Двойственное бытийствование философии как в стенах университетов, так и за их пределами привело к тому, что одним и тем же термином сегодня называют и «вечную» философию как свободный поиск истины с помощью разума, которую Лейбниц обозначал термином philosophia perennis (лат. «неиссякающая»), а Гегель называл «непреходящей», и университетскую (или «школярскую», по И. Канту) философию как учебную дисциплину, в чью задачу входит образовывать молодые умы. Субъектом и той, чей предмет составляют предельные основы бытия, и другой («философоведения») оказалось практически одно и то же профессиональное сообщество, перед которым встала дилемма «философия по поручению правительства — философия по поручению природы и человечества» [6, c. 106].

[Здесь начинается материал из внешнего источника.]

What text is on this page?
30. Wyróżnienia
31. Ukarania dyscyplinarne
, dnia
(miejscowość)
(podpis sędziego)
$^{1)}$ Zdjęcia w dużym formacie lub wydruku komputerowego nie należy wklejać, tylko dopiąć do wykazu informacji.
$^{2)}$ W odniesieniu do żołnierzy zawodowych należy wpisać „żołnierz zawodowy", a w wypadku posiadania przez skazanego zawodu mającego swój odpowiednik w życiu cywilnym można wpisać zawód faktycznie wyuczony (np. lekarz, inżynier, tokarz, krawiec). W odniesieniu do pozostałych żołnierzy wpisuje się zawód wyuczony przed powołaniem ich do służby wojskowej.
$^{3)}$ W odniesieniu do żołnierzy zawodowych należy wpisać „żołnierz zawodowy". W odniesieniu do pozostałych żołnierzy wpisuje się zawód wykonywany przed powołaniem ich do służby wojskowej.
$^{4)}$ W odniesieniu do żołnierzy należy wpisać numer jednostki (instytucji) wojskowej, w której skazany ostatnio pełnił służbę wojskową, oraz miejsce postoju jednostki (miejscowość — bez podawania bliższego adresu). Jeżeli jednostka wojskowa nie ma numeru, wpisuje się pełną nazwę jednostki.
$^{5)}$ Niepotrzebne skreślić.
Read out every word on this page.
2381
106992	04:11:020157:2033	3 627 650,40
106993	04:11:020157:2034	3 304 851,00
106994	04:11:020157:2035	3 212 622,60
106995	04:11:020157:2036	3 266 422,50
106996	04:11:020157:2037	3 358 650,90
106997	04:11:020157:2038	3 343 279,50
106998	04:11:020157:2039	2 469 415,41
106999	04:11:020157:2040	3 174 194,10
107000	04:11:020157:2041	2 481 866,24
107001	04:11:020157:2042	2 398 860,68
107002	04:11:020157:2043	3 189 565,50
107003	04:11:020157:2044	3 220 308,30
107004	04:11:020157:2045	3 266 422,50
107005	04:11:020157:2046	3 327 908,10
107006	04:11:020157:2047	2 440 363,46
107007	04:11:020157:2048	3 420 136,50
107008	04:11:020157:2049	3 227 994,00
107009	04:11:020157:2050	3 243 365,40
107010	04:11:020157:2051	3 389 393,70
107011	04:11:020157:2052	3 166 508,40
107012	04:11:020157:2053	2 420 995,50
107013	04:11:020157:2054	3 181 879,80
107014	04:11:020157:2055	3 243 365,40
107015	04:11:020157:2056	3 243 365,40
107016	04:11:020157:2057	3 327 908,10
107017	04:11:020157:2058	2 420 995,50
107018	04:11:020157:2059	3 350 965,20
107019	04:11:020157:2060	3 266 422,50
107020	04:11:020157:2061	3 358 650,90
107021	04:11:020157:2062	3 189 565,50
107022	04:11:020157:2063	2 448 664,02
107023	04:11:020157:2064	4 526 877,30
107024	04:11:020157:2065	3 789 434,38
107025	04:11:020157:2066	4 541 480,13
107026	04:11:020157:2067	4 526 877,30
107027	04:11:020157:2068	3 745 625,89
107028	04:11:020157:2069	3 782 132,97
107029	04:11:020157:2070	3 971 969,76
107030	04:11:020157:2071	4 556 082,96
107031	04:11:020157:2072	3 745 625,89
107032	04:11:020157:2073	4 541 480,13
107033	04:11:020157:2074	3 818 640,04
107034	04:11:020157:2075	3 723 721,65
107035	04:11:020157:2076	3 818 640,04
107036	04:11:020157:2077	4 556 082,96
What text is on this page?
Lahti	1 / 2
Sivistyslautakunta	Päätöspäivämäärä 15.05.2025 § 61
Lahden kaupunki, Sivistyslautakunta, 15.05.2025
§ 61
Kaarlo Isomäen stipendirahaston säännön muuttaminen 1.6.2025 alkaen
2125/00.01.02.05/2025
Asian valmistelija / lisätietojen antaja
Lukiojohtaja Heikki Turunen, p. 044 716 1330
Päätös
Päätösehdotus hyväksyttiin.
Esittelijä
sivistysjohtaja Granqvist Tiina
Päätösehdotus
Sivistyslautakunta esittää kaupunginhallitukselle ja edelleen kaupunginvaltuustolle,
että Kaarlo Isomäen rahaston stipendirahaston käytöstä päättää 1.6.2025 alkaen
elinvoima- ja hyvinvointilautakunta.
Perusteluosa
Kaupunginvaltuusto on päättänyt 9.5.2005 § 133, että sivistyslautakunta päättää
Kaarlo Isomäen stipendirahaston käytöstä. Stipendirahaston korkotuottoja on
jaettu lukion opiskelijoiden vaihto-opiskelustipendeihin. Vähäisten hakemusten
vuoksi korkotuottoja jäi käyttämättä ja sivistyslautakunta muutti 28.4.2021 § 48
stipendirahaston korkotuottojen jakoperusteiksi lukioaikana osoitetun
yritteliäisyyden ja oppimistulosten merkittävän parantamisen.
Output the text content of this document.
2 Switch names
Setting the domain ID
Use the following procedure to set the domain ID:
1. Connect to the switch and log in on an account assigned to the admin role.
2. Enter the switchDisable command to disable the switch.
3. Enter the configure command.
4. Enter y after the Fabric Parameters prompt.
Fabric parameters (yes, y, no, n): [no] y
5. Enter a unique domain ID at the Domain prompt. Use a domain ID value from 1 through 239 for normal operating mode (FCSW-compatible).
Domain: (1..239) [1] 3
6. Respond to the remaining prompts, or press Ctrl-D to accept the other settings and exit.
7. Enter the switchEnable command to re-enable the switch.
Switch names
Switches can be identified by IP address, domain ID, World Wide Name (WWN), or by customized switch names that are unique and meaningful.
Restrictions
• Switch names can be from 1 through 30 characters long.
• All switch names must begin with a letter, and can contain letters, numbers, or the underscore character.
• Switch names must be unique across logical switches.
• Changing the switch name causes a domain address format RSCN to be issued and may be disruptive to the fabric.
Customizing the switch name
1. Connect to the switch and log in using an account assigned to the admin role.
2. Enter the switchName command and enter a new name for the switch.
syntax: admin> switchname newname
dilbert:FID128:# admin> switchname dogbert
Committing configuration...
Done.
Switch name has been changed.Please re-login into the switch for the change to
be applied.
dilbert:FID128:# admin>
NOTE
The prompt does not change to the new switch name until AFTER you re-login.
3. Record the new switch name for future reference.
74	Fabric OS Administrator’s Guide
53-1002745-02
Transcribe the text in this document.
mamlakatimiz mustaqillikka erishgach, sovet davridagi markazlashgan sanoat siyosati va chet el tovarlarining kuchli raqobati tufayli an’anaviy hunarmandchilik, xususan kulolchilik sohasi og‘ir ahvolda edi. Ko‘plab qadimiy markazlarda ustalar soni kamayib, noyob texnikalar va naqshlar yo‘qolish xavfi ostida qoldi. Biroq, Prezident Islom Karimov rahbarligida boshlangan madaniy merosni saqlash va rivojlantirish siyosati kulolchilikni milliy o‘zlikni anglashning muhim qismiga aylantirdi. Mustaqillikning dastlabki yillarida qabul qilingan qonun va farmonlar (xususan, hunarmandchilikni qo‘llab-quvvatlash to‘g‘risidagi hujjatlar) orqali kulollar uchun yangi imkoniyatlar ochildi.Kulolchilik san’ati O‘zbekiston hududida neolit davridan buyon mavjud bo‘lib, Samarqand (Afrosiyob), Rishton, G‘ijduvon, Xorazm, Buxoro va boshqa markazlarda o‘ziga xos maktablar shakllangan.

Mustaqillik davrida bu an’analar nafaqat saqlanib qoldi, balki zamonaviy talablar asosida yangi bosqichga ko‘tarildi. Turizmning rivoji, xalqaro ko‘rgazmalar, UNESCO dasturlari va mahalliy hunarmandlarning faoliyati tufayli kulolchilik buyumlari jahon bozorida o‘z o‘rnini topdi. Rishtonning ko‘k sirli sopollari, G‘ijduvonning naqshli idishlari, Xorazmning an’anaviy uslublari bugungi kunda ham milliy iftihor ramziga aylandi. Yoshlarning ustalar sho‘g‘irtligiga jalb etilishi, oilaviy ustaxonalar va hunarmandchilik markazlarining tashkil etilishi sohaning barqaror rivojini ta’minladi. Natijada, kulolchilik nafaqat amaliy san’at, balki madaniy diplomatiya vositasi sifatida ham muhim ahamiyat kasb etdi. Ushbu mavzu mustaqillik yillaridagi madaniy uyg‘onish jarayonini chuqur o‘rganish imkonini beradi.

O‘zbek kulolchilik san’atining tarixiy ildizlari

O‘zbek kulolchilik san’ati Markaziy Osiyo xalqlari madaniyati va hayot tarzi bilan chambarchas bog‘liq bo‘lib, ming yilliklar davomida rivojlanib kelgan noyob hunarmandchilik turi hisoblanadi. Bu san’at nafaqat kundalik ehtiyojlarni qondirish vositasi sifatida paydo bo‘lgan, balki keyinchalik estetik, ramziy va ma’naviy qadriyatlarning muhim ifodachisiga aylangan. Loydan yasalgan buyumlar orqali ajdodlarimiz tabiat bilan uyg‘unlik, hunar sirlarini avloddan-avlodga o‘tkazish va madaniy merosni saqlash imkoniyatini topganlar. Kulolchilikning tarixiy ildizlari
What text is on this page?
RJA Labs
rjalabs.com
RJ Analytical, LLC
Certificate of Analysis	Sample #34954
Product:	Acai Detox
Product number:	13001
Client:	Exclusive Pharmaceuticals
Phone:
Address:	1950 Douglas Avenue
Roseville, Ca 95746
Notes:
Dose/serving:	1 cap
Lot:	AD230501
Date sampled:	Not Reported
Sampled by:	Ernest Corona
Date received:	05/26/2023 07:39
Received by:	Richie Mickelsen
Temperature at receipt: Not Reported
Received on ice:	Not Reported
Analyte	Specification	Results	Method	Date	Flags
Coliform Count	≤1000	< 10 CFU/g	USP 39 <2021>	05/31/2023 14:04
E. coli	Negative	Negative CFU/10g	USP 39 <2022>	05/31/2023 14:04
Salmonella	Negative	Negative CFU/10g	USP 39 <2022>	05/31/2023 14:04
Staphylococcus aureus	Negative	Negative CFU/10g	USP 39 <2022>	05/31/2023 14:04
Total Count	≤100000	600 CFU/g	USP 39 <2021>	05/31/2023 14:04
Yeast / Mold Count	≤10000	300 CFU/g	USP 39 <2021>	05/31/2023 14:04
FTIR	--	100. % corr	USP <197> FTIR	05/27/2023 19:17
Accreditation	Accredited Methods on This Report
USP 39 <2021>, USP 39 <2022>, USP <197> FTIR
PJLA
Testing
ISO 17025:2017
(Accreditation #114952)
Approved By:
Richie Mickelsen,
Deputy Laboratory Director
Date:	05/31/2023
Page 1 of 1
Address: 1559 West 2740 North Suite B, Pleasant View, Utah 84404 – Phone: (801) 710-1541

И это не случайно, так как существует фундаментальная трудность, связанная с необходимостью придания «вечной» философии такой формы, в которой она может стать «общим достоянием». Для этого ее необходимо наделить настолько ясным содержанием, чтобы его могли понять другие, составляющие массовую аудиторию. Но здесь возникает еще одна трудность: процесс преподавания предполагает наличие более или менее целостной системы знания, что в условиях сегодняшнего мейнстрима — плюралистического подхода — ставит множество практически неразрешимых вопросов. Ситуация усугубляется тем, что по поводу большинства «вечных проблем», обсуждаемых на протяжении длительной истории существования философии, строятся разные «возможные миры» философии, которые не всегда являются комплементарными, а достаточно часто и альтернативными.
На трудность преподавания философии в университете в свое время обращал внимание Гегель, читавший, как известно, некоторые разделы своего философского курса по Вольфу, отличавшемуся способностью к систематизации и схематизации. «Преподавание философии в университетах, как мне кажется, — подчеркивал Гегель, — должно вести к приобретению определенных знаний, а это возможно лишь тогда, когда оно пойдет определенным, методическим, включающим детали и упорядочивающим путем. Только в такой форме эта наука, как и всякая другая, становится доступной изучению» [1, c. 422].